Category Archives: medicine

Past mistakes

Controversy of the week: what to do about the legacy of cosmetic surgery in which a key component is (retrospectively) deemed defective?  Should the offending breast implants be removed, replaced, or left alone?  Who should pay?  Different countries have reacted differently, and every reaction is sure to have outraged someone.

I find it slightly bizarre that this should be seen as a matter for governments.  Surely it should be for medical professionals to deal with: is there a medical issue, and if so what are the pros and cons of each option?  The role of politicians might be to consider how it happened in the first place and whether there are lessons to be learned for the regulatory system.  But I hesitate to say that, because the most likely outcome of politicians reviewing a hot topic like this is to make things worse.

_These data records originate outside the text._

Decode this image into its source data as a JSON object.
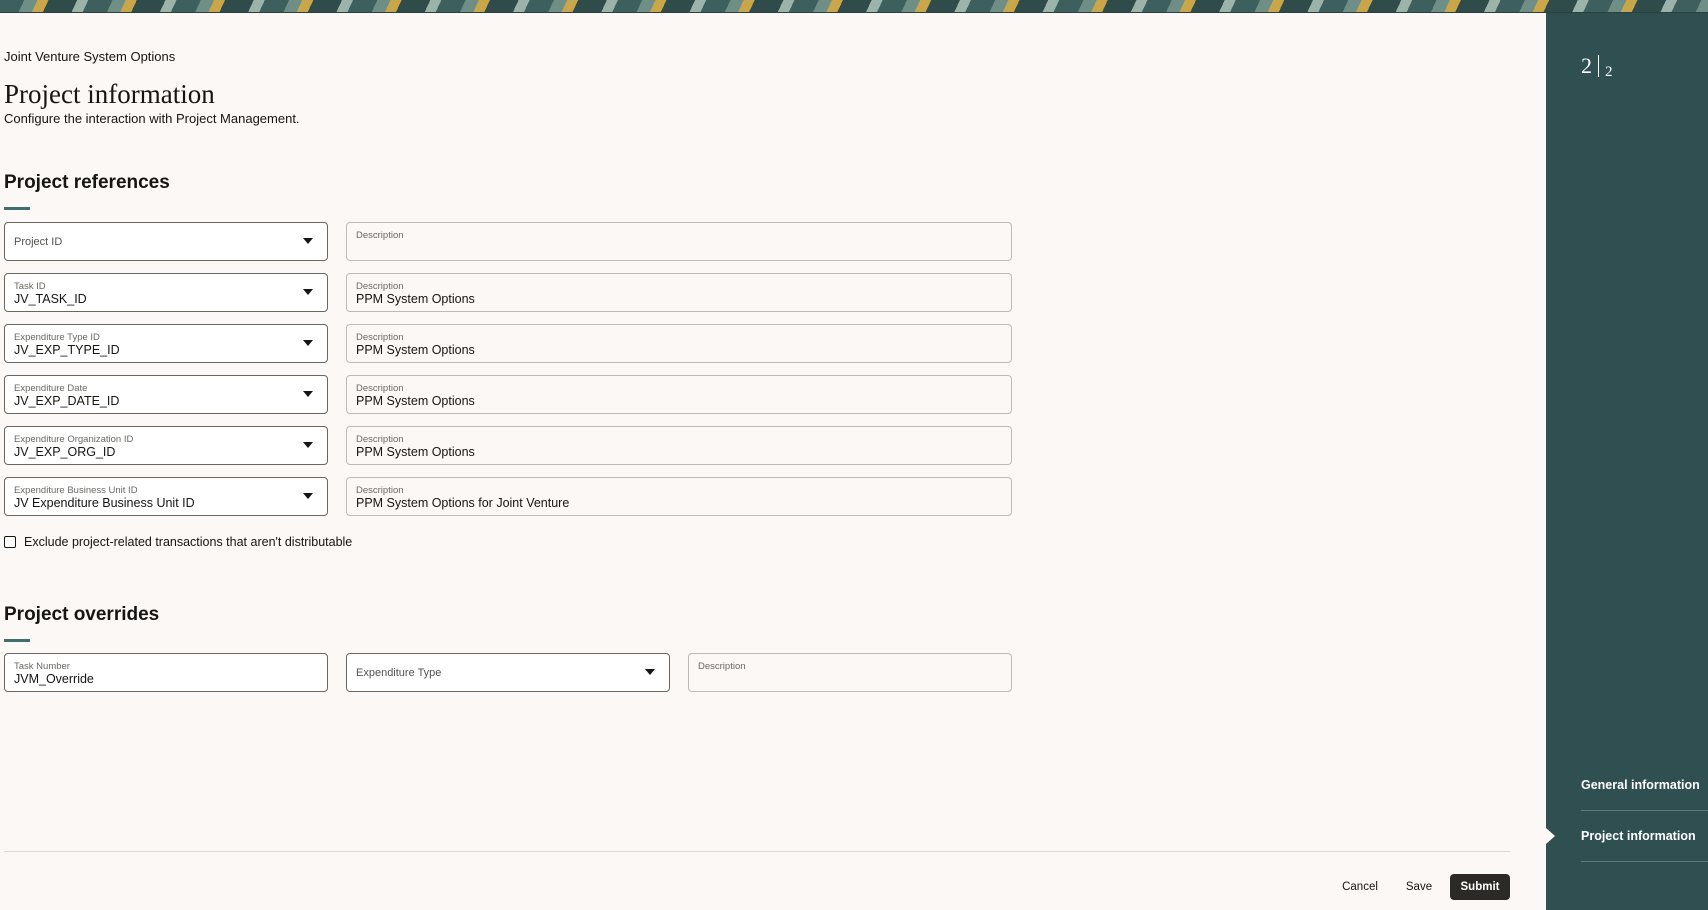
{
  "breadcrumb": "Joint Venture System Options",
  "page": {
    "title": "Project information",
    "subtitle": "Configure the interaction with Project Management."
  },
  "references": {
    "title": "Project references",
    "rows": [
      {
        "id_label": "Project ID",
        "id_value": "",
        "desc_label": "Description",
        "desc_value": ""
      },
      {
        "id_label": "Task ID",
        "id_value": "JV_TASK_ID",
        "desc_label": "Description",
        "desc_value": "PPM System Options"
      },
      {
        "id_label": "Expenditure Type ID",
        "id_value": "JV_EXP_TYPE_ID",
        "desc_label": "Description",
        "desc_value": "PPM System Options"
      },
      {
        "id_label": "Expenditure Date",
        "id_value": "JV_EXP_DATE_ID",
        "desc_label": "Description",
        "desc_value": "PPM System Options"
      },
      {
        "id_label": "Expenditure Organization ID",
        "id_value": "JV_EXP_ORG_ID",
        "desc_label": "Description",
        "desc_value": "PPM System Options"
      },
      {
        "id_label": "Expenditure Business Unit ID",
        "id_value": "JV Expenditure Business Unit ID",
        "desc_label": "Description",
        "desc_value": "PPM System Options for Joint Venture"
      }
    ],
    "exclude_label": "Exclude project-related transactions that aren't distributable"
  },
  "overrides": {
    "title": "Project overrides",
    "task_number_label": "Task Number",
    "task_number_value": "JVM_Override",
    "expenditure_type_label": "Expenditure Type",
    "description_label": "Description"
  },
  "footer": {
    "cancel": "Cancel",
    "save": "Save",
    "submit": "Submit"
  },
  "rail": {
    "current_step": "2",
    "total_steps": "2",
    "items": [
      "General information",
      "Project information"
    ]
  },
  "colors": {
    "rail_bg": "#2f4f50",
    "accent": "#3e6f6c",
    "primary_button": "#2c2a27"
  }
}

I have one suggestion for them.  The question of who pays if corrective surgery is required can and should be dealt with by requiring all cosmetic surgery to carry insurance against the full cost of such an event arising in the lifetime of the patient.  An insurer, having its own money at stake, is better-motivated than a regulator to scrutinise the actual risks of any particular procedure.  It is also better-equipped to do so, with the budget for expert scrutiny being determined by the actual risk being taken on, rather than competing with many unrelated tasks for a fixed, politically-determined pot.

Oh, and I wonder if this’ll lead to a whole raft of similar cases being unearthed as journalists seek out new stories?